In response to a motion for articulation, the trial court stated:  “The 401(k) pension plan was entirely funded by the plaintiff's employer ․ during the approximately 24 years the plaintiff has been employed by him.   The defendant has made no contribution to this asset and neither has the plaintiff, thus there was no  loss of marital income attributed to the 401(k) plan.   It would not be equitable under these circumstances to award the defendant a share of this asset beyond that ordered to compensate him for the increased value of the real estate․”

 “An appellate court will not disturb a trial court's orders in a domestic relations case unless the court has abused its discretion or it is found that it could not reasonably conclude as it did, based on the facts presented.”  Rostain v. Rostain, 213 Conn. 686, 693, 569 A.2d 1126 (1990);  see also Leo v. Leo, 197 Conn. 1, 4, 495 A.2d 704 (1985).   It is within the province of the trial court to find facts and draw proper inferences from the evidence presented.   On appeal, it is the function of this court to determine whether the trial court abused its discretion in its decision.   Michel v. Michel, 31 Conn.App. 338, 340, 624 A.2d 914 (1993).

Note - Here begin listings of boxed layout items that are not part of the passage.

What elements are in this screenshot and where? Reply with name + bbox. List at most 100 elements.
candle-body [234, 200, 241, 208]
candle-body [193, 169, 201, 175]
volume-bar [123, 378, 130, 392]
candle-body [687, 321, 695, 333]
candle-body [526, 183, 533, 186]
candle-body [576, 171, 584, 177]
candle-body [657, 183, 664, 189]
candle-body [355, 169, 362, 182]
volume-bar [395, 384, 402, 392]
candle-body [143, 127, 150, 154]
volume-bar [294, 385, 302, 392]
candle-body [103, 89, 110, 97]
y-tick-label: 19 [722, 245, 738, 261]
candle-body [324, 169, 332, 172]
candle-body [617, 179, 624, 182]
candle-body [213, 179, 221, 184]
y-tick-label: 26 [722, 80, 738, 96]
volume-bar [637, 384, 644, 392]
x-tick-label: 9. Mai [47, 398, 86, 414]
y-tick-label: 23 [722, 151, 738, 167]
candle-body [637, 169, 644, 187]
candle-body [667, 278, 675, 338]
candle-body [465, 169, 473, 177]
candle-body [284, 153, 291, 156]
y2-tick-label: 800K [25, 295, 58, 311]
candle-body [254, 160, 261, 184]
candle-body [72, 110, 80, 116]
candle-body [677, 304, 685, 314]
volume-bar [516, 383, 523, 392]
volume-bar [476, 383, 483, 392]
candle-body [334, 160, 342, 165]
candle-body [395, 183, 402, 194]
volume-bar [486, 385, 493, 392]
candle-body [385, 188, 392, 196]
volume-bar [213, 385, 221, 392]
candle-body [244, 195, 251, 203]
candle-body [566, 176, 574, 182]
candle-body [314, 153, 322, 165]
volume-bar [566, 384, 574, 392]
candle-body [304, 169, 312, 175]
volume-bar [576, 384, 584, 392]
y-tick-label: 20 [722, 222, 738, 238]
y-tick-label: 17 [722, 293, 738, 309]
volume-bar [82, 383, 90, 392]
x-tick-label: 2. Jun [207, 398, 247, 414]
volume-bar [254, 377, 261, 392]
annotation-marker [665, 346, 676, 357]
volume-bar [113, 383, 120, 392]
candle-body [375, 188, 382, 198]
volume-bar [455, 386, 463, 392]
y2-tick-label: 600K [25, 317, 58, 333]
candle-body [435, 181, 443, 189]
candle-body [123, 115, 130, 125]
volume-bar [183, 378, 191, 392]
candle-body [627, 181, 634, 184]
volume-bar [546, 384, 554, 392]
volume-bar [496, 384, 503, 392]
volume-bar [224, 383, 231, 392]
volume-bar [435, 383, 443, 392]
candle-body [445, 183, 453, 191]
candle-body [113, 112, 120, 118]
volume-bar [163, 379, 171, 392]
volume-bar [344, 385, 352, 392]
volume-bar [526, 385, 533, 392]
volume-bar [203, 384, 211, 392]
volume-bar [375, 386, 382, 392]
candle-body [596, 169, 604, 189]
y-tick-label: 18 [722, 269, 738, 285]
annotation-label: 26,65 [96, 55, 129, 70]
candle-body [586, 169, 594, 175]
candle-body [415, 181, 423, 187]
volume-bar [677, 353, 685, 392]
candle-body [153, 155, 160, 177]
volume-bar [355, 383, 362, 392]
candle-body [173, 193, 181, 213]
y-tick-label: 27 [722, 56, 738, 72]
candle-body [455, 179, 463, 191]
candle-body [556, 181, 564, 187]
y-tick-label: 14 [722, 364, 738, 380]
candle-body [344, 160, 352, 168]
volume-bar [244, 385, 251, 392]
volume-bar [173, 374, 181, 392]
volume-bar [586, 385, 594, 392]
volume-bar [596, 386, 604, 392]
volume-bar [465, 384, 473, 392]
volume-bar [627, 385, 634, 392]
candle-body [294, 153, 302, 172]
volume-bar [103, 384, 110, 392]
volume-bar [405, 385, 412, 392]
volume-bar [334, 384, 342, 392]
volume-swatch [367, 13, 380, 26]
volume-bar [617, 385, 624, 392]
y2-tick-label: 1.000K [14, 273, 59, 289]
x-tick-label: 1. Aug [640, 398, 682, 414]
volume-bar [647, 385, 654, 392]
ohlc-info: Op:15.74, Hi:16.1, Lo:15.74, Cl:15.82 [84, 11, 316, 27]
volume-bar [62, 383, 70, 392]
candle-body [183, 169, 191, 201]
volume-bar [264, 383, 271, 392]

 “Pension benefits represent a form of deferred compensation for services rendered․  They do not constitute mere gratuities ․ as the interest in receiving such benefits is contractual in nature.   Whether such a plan is contributory or noncontributory, the employee receives a lesser present compensation plus the contractual right to the future benefits payable under the pension plan.”  (Citations omitted;  internal quotation marks omitted.)   Krafick v. Krafick, 234 Conn. 783, 794-95, 663 A.2d 365 (1995).  “Pension benefits are widely recognized as among the most valuable assets that parties have when a marriage ends.”  Id., at 796, 663 A.2d 365.  “Thus, we conclude that ‘property’ as used in [General Statutes] § 46b-81, includes the right, contractual in nature, to receive vested pension benefits in the future.”   Id., at 798, 663 A.2d 365.

 A fundamental principle in dissolution actions is that a trial court may exercise broad discretion as it considers all relevant statutory criteria.  Burns v. Burns, 41 Conn.App. 716, 721, 677 A.2d 971, cert. denied, 239  Conn. 906, 682 A.2d 997 (1996).   Here, the trial court failed to do so in not considering the plaintiff's 401(k) account as a marital asset.  “[T]he financial orders in an action for dissolution of marriage are of necessity interwoven and because the rendering of a judgment in an action for a dissolution of marriage is a ‘carefully crafted mosaic.’ ”  Michel v. Michel, supra, 31 Conn.App. at 341, 624 A.2d 914.   We must remand the case to the trial court for a new trial on all financial matters.

The judgment is reversed as to the financial orders only and the case is remanded for a new hearing on all financial issues.


1.   An employer who wants to provide retirement benefits for employees will customarily establish a pension, profit-sharing or stock bonus plan that qualifies for preferential tax treatment.   See Internal Revenue Code (I.R.C.) § 401.   A 401(k) plan is a type of pension plan under I.R.C. § 414(i).   Under a 401(k) plan, employee contributions are not included in the income of a participant.   See I.R.C. §§ 401(k) and 402(e)(3);  Internal Revenue Code Reg. §§ 1.401(k)-1 and 1.402(a)-1(d).


In this opinion the other judges concurred.